Your Mine Now, U-Boat
U-505 Under Tow By The USS Guadalcanal
- Scale:
- 1:350
- Status:
- Ideas
- Started:
- October 15, 2018
After voyage repairs at Norfolk, Guadalcanal and her escorts departed Hampton Roads for sea again on 15 May 1944. Two weeks of cruising brought no contacts, and Gallery decided to head the Task Group for the coast of Africa to refuel. However, on 4 June 1944, ten minutes after reversing course 150 miles West of Cape Blanco in French West Africa, Chatelain detected U-505 as it was returning to its base in after an 80-day patrol in the Gulf of Guinea. The destroyer loosed one depth charge attack; then made a second, more accurate drop, guided in by circling aircraft from Guadalcanal. This pattern blew relief valves all over the U-boat, cracked pipes in her engine room, and rolled her on her beam ends. Shouts of panic from the engine room led Oberleutnant Harald Lange, making his first patrol as her captain, to believe his boat was mortally wounded. To save his crew, he blew his tanks and surfaced, coming up barely 700 yards from Chatelain. The destroyer fired a torpedo, which missed, and the surfaced submarine then came under the combined fire of the escorts and aircraft as her crew abandoned ship.
Captain Gallery had been waiting and planning for such an opportunity, and had trained and equipped boarding parties. He ordered Pillsbury to send a boat with a boarding party to the U-boat. Under the command of Lieutenant, junior grade Albert David, the party leaped onto the slowly circling submarine and found her abandoned. Lt. David and his men quickly seized all important papers, code books, and the boat's Enigma machine while closing valves and stopping leaks. As Pillsbury attempted to get a tow-line on her the party managed to stop her engines. A larger salvage party from Guadalcanal arrived, led by Commander Earl Trosino, Guadalcanal's Chief Engineer, and prepared U-505 for towing. After securing the tow-line and picking up the German survivors from the sea, Guadalcanal started for Bermuda with her priceless prize in tow. The fleet tug USS Abnaki rendezvoused with the task group and took over towing duties. The group arrived in Bermuda on 19 June after a 2,500-mile tow. Trosino, a chief engineer in the civilian Merchant Marine before the war, had figured out the U-boat's engines, and wanted to bring her into port under her own power. Gallery refused permission; he later apologized to Trosino for doubting his skill.

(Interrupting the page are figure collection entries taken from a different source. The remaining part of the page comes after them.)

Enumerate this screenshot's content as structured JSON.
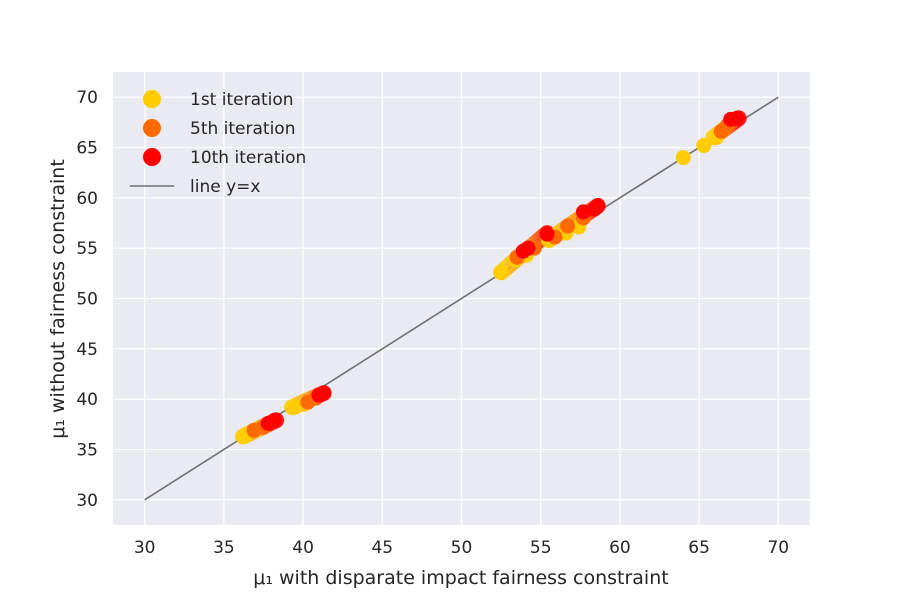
{
  "chart_data": {
    "type": "scatter",
    "xlabel": "μ₁ with disparate impact fairness constraint",
    "ylabel": "μ₁ without fairness constraint",
    "xlim": [
      28,
      72
    ],
    "ylim": [
      27.5,
      72.5
    ],
    "xticks": [
      "30",
      "35",
      "40",
      "45",
      "50",
      "55",
      "60",
      "65",
      "70"
    ],
    "yticks": [
      "30",
      "35",
      "40",
      "45",
      "50",
      "55",
      "60",
      "65",
      "70"
    ],
    "grid": true,
    "legend_position": "top-left",
    "colors": {
      "gradient_start": "#ffcc00",
      "gradient_end": "#ff0000",
      "line": "#707070",
      "background": "#eaeaf2"
    },
    "series": [
      {
        "name": "1st iteration",
        "color": "#ffcc00",
        "x": [
          36.3,
          37.0,
          39.5,
          40.1,
          52.5,
          53.4,
          54.1,
          55.6,
          56.6,
          57.4,
          64.0,
          65.3,
          66.1
        ],
        "y": [
          36.3,
          36.9,
          39.2,
          39.5,
          52.6,
          53.8,
          54.3,
          55.8,
          56.5,
          57.1,
          64.0,
          65.2,
          66.0
        ]
      },
      {
        "name": "5th iteration",
        "color": "#ff6a00",
        "x": [
          36.9,
          37.5,
          40.3,
          40.8,
          53.5,
          54.6,
          55.9,
          56.7,
          57.7,
          66.4,
          66.8
        ],
        "y": [
          36.9,
          37.2,
          39.7,
          40.1,
          54.1,
          55.0,
          56.1,
          57.2,
          58.0,
          66.6,
          67.2
        ]
      },
      {
        "name": "10th iteration",
        "color": "#ff0000",
        "x": [
          37.8,
          38.2,
          41.0,
          41.3,
          53.9,
          54.2,
          55.4,
          57.7,
          58.4,
          58.6,
          67.0,
          67.4
        ],
        "y": [
          37.6,
          37.9,
          40.4,
          40.6,
          54.7,
          55.0,
          56.4,
          58.6,
          58.9,
          59.2,
          67.8,
          67.9
        ]
      }
    ],
    "reference_line": {
      "name": "line y=x",
      "x": [
        30,
        70
      ],
      "y": [
        30,
        70
      ]
    },
    "trails": [
      {
        "x": [
          36.2,
          38.3
        ],
        "y": [
          36.3,
          37.9
        ]
      },
      {
        "x": [
          39.3,
          41.3
        ],
        "y": [
          39.2,
          40.6
        ]
      },
      {
        "x": [
          52.5,
          55.4
        ],
        "y": [
          52.6,
          56.5
        ]
      },
      {
        "x": [
          55.5,
          58.6
        ],
        "y": [
          55.8,
          59.2
        ]
      },
      {
        "x": [
          65.9,
          67.5
        ],
        "y": [
          66.0,
          67.9
        ]
      }
    ]
  }
}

U-505 was the first enemy warship captured on the high seas by the U.S. Navy since 1815. For their daring and skillful teamwork in this remarkable capture, Guadalcanal and her escorts shared in a Presidential Unit Citation. Lieutenant David received the Medal of Honor for leading the boarding party, and Captain Gallery received the Legion of Merit for conceiving the operation that led to U-505's capture. The captured submarine proved to be of inestimable value to American intelligence. For the remainder of the war she was operated by the U.S. Navy as the USS Nemo to learn the secrets of German U-boats. Her true fate was kept secret until the end of the war. U-505 is now an exhibit at the Museum of Science and Industry in Chicago.